Che cos’è la collaborazione? È una domanda che mi pongo spesso e un’idea alla quale tanti aspirano, soprattutto in questi tempi così social.

Come al solito, in ogni tema che affronto non offro una risposta univoca e, sulla scia del dipende, seguo variabili del pensiero che si rincorrono in cerca di una forma scritta e di un discorso sensato.

Collabori con me, continuando la lettura di questo post?

Collaborazione: scomponendo e ricomponendo, da una a più parole

Alla parola collaborazione la prima cosa che mi viene da fare è scomporla, per osservarla nei meccanismi che la compongono e, se mi riesce, riassemblarla.

In pratica, gioco con le parole così come mio fratello si divertiva a smontare qualsiasi oggetto meccanico gli capitasse a tiro per vedere com’era fatto dentro. In questo senso, dalla parola collaborazione verrebbe fuori una cosa così: col – labor – azione.

La scomposizione porta a tre termini e labor – lavoro, in latino – si colloca al centro. Per come sono disposte, si potrebbe assemblare una frase semplice che suona più o meno così:

Con una o più azioni condivise si porta a termine un lavoro.

oppure, articolando un po’ di più:

Quando due o più persone si uniscono attorno a un tavolo per condividere idee e competenze si compiono una serie di azioni che, debitamente coordinate, possono portare alla definizione di un progetto.
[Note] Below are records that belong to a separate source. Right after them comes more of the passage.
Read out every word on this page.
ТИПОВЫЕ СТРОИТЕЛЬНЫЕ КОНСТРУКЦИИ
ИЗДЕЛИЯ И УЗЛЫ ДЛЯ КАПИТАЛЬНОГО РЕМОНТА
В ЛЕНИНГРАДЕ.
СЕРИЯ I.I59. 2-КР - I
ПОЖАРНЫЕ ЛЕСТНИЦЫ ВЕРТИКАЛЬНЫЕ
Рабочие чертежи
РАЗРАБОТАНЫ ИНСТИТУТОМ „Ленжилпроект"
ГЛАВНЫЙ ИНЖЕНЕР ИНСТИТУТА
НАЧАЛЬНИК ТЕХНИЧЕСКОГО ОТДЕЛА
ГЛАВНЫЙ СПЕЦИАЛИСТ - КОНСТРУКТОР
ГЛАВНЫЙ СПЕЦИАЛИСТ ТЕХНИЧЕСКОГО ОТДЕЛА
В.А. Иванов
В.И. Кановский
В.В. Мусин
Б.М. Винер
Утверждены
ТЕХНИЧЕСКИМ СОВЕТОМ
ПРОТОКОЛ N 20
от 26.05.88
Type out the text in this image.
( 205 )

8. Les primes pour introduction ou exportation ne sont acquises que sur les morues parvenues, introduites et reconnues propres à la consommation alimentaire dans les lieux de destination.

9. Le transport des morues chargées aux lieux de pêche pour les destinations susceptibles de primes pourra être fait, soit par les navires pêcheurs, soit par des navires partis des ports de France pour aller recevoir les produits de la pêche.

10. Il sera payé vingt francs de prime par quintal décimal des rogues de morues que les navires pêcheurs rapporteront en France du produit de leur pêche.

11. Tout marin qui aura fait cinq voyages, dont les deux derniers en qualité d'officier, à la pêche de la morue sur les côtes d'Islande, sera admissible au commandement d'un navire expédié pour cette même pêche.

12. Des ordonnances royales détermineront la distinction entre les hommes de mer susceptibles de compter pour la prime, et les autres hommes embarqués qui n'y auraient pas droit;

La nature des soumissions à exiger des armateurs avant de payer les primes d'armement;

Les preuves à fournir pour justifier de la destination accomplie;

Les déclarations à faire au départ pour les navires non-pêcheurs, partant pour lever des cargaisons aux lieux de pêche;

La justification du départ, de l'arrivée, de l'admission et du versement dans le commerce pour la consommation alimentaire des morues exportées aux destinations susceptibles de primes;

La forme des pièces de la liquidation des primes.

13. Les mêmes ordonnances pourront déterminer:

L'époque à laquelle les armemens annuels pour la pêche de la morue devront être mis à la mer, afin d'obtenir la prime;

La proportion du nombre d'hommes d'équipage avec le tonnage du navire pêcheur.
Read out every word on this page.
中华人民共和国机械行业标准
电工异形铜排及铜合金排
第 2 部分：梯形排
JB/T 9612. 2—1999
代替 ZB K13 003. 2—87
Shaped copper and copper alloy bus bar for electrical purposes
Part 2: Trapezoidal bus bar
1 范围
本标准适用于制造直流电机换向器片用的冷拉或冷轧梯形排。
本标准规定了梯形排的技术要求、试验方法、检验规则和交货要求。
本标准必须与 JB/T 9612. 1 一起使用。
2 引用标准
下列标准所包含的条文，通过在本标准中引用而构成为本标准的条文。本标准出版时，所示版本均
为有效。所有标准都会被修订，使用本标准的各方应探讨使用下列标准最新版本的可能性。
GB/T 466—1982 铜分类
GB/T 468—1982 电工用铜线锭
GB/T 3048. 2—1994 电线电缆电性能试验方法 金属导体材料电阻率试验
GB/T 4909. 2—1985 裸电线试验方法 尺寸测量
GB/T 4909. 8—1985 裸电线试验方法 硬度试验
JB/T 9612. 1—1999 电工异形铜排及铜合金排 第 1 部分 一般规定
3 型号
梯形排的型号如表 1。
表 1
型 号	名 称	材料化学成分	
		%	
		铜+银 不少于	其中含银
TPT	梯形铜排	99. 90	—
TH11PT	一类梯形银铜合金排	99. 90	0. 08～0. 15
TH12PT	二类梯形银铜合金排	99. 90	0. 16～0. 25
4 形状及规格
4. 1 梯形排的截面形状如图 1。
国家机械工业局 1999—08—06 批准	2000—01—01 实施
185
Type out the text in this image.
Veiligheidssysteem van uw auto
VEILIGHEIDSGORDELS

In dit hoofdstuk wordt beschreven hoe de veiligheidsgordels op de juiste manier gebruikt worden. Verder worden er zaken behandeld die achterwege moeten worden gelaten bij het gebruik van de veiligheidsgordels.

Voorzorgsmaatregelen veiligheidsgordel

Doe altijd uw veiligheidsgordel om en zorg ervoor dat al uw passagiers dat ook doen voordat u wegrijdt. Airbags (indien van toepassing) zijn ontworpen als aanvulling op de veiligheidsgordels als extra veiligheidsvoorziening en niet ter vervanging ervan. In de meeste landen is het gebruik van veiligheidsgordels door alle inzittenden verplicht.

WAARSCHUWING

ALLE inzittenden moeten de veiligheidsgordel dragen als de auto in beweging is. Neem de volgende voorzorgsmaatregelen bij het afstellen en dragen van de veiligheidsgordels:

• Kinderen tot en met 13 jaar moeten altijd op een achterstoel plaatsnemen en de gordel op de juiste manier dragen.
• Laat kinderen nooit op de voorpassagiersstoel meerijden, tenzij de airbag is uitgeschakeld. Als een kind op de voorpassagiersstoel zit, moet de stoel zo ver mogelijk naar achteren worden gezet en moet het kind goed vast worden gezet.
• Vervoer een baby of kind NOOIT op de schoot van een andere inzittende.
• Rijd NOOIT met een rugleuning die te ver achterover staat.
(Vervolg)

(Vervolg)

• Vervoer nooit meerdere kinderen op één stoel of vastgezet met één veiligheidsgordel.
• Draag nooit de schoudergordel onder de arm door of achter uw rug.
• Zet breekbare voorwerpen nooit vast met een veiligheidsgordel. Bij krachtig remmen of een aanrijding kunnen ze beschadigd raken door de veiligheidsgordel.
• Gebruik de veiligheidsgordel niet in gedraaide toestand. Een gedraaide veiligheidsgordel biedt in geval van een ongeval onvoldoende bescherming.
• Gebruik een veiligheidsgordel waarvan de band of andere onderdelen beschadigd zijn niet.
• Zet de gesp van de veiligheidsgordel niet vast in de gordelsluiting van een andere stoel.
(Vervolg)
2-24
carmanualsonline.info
Un progetto la cui esecuzione, con conseguente raggiungimento degli obiettivi prefissati, richiede lavoro in termini di tempo, energie e competenze da parte di tutti i soggetti riuniti.

Semplificando al massimo la seconda frase, la collaborazione è realizzare qualcosa insieme e, come una reazione a catena, porta benefici e genera valore sia all’interno sia all’esterno delle sinergie createsi.

Per elenco puntato, la collaborazione è:

  • chiedere qualcosa in cambio di qualcos’altro o anche solo condividere spontaneamente il lavoro altrui e rimanere nell’ombra per mettere in luce qualcun altro, perché merita.
  • riconoscere il valore di una persona (o anche solo di sé stessi) di un’idea, di una competenza, di un progetto,
  • riuscire a mantenere una sintonia tra due o più persone favorendo il confronto e la conversazione,
  • ricordarsi di ringraziare per il tempo e le energie messe a disposizione per la riuscita di un progetto,
  • trovare il tempo di spiegare, organizzare o chiarire tutto ciò che potrebbe fare da intoppo alla naturale successione delle fasi di esecuzione di un lavoro,
  • allenare il muscolo dell’empatia, come ha spiegato Elizabeth Strout durante la presentazione di Tutto è possibile,
  • accettare anche ciò che viene messo in discussione e, al limite, correggere il tiro di quanto si sta facendo ricalibrando gli obiettivi e organizzandosi in modo diverso.
  • rivalutare le scelte da fare caso per caso e valutare se val la pena mantenere lo status quo o rischiare di essere originali,
  • aggiungi tu…

Scritta così, la collaborazione rappresenta un insieme di fattori per gettare le basi di un patto paritario tra persone e professionisti che desiderano arricchire e arricchirsi, trasformare e trasformarsi. Al patto così formulato si creano, quasi con spontaneità, le condizioni di lavoro ideali per cambiare e cambiarsi trovando quegli equilibri necessari a realizzare una bellissima utopia.

Bella, la collaborazione ma, perché scivola poi nella subordinazione e le due cose si confondono?

Collaborazione e subordinazione: le due facce di una stessa medaglia

La collaborazione scivola nella subordinazione perché la seconda è la strada più facile da percorrere.

Sub – ordin -azione. In questo caso, la parola latina si sposta all’inizio e sub significa sotto. Questo vuol dire che ogni azione deve sottostare a un ordine proveniente dall’alto. I punti che illustrano che cos’è la collaborazione si annullano e vengono meno perché, per paradosso, ciò che ha a che fare con la collaborazione si sposta sul piano della subordinazione. Frase chiave che sembra far vincere il secondo termine è:

“Il lavoro è lavoro e se il capo ti chiede di saltare la tua risposta non deve essere perché ma, quanto in alto.”

E così, la costruzione di una complessa, difficile e forse anche sofferta ma pur sempre bella utopia incontra il cedimento strutturale di una radicata realtà, con le sue rappresentazioni sociali.

Eppure, nel termine subordinazione la parola lavoro non compare.

Al di là della distinzione tra subordinazione e collaborazione, il senso di questo post non sta tanto nel come porre le basi di una relazione tra persone o professionisti ma, più che altro nel soffermarsi a riflettere su quanto una singola parola possa a sua volta comunicare.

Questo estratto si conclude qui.